2. Colimits resemble integrals, and weighted colimits resemble them even more. When we start out learning integrals we write $\int f(x) dx$ but focus our attention on the $f(x)$: the $d x$ feels like an annoying thing the teacher makes us write down. Later we learn measure theory and write $\int f(x) d\mu(x)$, and we learn that the function $f$ and measure $d\mu$ are equally essential: integration is a way of pairing a function and a measure and getting a number. It turns out we had been blind to the measure's importance because the real line comes with a standard choice of measure. Similarly, when we do weighted colimits we learn that the "weight" is just as important as the diagram we are taking the colimit of. In the Set-enriched case we were blinded to its importance because there was a standard choice.

David Egolf (he/him) (Apr 09 2026 at 02:28):

That is interesting! It's intriguing to learn of that parallel.

Inspired by your post, I did some reading and attempted to better understand weighted colimits, but it felt difficult!

David Egolf (he/him) (Apr 09 2026 at 02:31):

Attempting to make a connection with left Kan extensions:

Let $F:C \to E$ (where $E$ is cocomplete) be a functor and $y:C \to [C^{\mathrm{op}}, \mathsf{Set}]$ be the Yoneda embedding. Then the left Kan extension of $F$ along $y$ is given on objects as:

$\mathrm{Lan}_yF:W \mapsto \int^{c \in C}[C^{\mathrm{op}}, \mathsf{Set}](C(-,c), W) \cdot F(c)$

David Egolf (he/him) (Apr 09 2026 at 02:34):

If it is safe to replace $[C^{\mathrm{op}}, \mathsf{Set}](C(-,c), W)$ with $W(c)$ using the Yoneda lemma, we get:

$\mathrm{Lan}_yF:W \mapsto \int^{c \in C} W(c) \cdot F(c)$

David Egolf (he/him) (Apr 09 2026 at 02:36):

But we also have that the weighted colimit of $F$ with respect to $W$ is given as $\mathrm{colim}^W F \cong \int^{c \in C} W(c) \cdot F(c)$ ("Categorical Homotopy Theory" p. 84)!

David Egolf (he/him) (Apr 09 2026 at 02:38):

If the above is true, it seems like the left Kan extension of a functor $F$ along the Yoneda embedding takes weighted colimits of $F$! That is, it sends a "weighting" functor $W$ to the weighted colimit of $F$ with respect to $W$.
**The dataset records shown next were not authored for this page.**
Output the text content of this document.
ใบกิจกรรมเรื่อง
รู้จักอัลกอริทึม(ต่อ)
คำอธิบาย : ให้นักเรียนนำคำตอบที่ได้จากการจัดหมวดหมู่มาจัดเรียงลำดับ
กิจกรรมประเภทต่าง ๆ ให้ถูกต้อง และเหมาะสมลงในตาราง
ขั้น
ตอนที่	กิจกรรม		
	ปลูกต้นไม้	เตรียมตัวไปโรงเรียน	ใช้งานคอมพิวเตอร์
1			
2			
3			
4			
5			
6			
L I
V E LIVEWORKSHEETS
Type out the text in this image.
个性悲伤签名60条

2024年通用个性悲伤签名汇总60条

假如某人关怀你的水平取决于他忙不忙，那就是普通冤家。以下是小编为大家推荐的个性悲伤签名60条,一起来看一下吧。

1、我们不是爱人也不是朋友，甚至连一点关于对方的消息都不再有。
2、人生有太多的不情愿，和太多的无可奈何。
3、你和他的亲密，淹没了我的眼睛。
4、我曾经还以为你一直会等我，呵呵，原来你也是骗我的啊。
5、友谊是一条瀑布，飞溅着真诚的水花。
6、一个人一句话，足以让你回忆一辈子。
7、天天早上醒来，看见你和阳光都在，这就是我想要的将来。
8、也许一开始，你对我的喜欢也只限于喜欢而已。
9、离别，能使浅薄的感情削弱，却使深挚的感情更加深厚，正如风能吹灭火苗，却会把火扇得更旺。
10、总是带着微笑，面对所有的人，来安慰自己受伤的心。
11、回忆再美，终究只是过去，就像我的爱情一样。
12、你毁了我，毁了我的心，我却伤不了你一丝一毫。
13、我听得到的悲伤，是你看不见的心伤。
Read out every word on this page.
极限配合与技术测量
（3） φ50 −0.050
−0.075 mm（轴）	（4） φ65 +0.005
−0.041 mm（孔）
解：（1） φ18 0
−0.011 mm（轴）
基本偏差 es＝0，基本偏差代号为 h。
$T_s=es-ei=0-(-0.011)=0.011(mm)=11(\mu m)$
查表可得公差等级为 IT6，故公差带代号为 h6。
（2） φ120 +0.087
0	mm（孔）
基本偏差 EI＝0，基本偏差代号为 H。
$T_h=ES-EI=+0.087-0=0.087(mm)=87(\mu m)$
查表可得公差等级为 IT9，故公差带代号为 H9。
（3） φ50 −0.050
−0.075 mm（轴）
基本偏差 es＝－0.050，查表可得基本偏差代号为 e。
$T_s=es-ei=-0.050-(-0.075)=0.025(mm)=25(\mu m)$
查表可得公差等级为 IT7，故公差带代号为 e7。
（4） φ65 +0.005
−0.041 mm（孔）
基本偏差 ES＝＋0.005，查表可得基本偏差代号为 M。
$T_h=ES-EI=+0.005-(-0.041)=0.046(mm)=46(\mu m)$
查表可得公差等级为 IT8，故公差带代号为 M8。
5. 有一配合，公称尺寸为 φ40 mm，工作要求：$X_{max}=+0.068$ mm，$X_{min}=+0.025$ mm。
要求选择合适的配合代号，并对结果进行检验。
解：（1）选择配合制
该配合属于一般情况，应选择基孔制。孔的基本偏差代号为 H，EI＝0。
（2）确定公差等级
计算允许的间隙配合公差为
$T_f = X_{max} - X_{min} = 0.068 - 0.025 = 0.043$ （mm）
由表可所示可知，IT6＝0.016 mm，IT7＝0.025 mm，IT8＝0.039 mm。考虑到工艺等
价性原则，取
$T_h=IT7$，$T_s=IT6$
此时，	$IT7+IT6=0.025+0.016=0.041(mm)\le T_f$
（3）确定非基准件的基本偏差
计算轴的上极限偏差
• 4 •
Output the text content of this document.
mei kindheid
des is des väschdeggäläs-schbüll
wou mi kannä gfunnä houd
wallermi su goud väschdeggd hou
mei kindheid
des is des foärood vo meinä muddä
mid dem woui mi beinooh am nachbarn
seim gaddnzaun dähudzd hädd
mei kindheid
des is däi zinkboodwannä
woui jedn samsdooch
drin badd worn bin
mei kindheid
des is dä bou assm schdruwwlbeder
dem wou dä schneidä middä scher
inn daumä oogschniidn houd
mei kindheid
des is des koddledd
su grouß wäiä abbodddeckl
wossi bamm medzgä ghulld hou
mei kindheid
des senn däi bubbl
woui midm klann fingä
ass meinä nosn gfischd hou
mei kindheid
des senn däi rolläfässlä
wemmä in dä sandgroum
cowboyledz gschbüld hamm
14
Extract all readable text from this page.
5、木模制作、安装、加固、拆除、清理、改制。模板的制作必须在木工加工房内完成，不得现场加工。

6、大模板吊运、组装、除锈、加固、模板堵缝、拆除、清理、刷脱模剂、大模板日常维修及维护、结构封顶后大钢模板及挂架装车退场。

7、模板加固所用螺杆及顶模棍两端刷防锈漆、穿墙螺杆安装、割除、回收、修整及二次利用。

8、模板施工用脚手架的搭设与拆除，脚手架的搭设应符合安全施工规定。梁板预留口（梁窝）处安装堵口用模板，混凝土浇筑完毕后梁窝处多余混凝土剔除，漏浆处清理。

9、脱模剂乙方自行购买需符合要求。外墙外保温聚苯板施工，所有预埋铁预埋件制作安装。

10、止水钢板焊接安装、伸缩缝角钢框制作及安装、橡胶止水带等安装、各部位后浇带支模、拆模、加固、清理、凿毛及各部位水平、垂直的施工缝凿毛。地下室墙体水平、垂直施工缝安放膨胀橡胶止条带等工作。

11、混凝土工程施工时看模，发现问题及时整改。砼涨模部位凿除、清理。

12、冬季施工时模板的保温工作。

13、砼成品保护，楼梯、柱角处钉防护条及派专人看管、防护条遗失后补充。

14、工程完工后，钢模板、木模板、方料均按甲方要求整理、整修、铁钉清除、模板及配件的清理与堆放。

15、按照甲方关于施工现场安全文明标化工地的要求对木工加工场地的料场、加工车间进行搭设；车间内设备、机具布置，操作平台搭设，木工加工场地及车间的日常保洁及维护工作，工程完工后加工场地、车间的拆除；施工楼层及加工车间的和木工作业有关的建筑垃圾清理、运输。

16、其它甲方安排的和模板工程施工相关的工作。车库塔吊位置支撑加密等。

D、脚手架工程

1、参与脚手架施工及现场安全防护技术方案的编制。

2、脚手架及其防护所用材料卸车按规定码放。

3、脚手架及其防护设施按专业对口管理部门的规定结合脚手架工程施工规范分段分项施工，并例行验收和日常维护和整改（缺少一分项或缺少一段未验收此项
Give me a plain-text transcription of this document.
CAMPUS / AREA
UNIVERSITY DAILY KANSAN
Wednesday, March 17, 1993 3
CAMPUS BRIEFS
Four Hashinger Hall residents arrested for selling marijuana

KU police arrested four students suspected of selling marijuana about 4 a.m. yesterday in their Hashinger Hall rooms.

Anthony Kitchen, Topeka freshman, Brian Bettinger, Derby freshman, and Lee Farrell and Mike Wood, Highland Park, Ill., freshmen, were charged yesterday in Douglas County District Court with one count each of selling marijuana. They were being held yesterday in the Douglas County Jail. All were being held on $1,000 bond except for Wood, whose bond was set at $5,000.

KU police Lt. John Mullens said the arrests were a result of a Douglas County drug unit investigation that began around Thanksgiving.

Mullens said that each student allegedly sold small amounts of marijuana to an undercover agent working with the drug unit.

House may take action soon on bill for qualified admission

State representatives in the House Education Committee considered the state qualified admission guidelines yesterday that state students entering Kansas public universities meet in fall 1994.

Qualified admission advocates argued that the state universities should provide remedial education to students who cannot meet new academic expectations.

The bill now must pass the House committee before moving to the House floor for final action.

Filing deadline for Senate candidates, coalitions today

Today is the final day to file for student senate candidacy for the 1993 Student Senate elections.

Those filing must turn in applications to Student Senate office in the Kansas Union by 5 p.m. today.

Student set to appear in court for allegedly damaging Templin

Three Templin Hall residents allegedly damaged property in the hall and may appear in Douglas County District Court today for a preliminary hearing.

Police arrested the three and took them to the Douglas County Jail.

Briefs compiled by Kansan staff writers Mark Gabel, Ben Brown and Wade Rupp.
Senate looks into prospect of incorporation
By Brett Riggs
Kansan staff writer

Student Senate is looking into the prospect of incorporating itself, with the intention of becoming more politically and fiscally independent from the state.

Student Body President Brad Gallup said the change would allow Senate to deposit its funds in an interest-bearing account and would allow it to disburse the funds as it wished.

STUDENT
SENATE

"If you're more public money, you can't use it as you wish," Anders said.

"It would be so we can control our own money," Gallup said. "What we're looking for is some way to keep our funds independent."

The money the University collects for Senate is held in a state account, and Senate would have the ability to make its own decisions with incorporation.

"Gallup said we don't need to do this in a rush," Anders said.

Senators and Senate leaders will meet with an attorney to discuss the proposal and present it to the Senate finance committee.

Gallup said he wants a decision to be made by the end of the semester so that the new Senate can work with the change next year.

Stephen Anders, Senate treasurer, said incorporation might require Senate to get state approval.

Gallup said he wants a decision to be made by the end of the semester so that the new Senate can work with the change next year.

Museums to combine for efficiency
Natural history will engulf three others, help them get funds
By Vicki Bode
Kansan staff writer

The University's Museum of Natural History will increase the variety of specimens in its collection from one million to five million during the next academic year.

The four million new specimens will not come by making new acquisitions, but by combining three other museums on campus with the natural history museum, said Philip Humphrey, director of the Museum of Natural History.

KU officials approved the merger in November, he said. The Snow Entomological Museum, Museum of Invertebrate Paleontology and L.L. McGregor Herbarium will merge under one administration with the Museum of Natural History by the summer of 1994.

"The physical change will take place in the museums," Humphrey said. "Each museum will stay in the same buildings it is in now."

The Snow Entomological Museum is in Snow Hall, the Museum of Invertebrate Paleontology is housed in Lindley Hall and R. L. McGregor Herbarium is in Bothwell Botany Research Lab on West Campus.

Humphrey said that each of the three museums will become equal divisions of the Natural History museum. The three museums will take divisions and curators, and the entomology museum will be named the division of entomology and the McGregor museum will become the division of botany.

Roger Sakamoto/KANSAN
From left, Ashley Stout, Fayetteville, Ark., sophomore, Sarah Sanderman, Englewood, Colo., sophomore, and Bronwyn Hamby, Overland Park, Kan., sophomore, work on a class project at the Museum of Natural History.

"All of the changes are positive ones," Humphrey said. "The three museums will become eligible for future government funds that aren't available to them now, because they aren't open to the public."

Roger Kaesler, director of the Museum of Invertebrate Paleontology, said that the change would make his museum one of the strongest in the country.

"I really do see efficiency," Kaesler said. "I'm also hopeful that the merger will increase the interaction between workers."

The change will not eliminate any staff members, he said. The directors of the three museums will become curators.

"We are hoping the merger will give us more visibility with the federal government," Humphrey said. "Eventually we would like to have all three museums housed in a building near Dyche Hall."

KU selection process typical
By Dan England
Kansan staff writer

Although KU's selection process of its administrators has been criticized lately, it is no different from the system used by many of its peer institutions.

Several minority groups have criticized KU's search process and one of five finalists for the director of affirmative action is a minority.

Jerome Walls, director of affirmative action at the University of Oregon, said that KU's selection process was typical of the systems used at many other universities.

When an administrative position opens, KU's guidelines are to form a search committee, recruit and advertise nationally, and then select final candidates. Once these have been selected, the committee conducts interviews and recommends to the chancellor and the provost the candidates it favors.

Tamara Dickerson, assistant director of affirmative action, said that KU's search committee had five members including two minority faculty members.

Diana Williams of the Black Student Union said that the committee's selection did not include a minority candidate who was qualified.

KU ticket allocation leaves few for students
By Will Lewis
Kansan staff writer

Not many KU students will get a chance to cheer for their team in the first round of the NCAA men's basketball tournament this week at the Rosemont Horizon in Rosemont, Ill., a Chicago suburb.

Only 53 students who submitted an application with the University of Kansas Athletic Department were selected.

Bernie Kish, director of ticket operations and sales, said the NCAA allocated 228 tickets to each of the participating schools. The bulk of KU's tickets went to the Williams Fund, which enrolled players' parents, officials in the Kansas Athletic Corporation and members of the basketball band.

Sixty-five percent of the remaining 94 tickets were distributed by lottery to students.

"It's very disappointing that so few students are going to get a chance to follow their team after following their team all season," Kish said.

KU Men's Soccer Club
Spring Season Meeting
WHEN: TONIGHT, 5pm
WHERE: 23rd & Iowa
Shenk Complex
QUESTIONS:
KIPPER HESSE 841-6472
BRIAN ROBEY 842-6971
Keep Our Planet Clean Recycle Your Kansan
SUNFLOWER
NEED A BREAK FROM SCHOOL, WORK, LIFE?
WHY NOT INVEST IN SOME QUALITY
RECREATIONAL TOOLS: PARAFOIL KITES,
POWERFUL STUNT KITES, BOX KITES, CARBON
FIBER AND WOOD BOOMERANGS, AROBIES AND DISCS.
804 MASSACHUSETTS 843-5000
David Egolf (he/him) (Apr 09 2026 at 03:38):

I think this can help me begin to understand why the weighting is so important. As a special case of the above, we can consider $F:\Delta \to \mathsf{Top}$ which sends a "combinatorial" simplex to the standard topological realization of that simplex. Then, the weighted colimit of $F$ with respect to a simplicial set $X$ is the "geometric realization" of $X$!

John Baez (Apr 09 2026 at 04:45):

That's a very good example. In a crude sense, we are "adding up" the standard topological realizations of simplices to get the geometric realization of X, and X serves as a weight telling us how many copies of each simplex we need. But X does more: it tells us how they're glued together.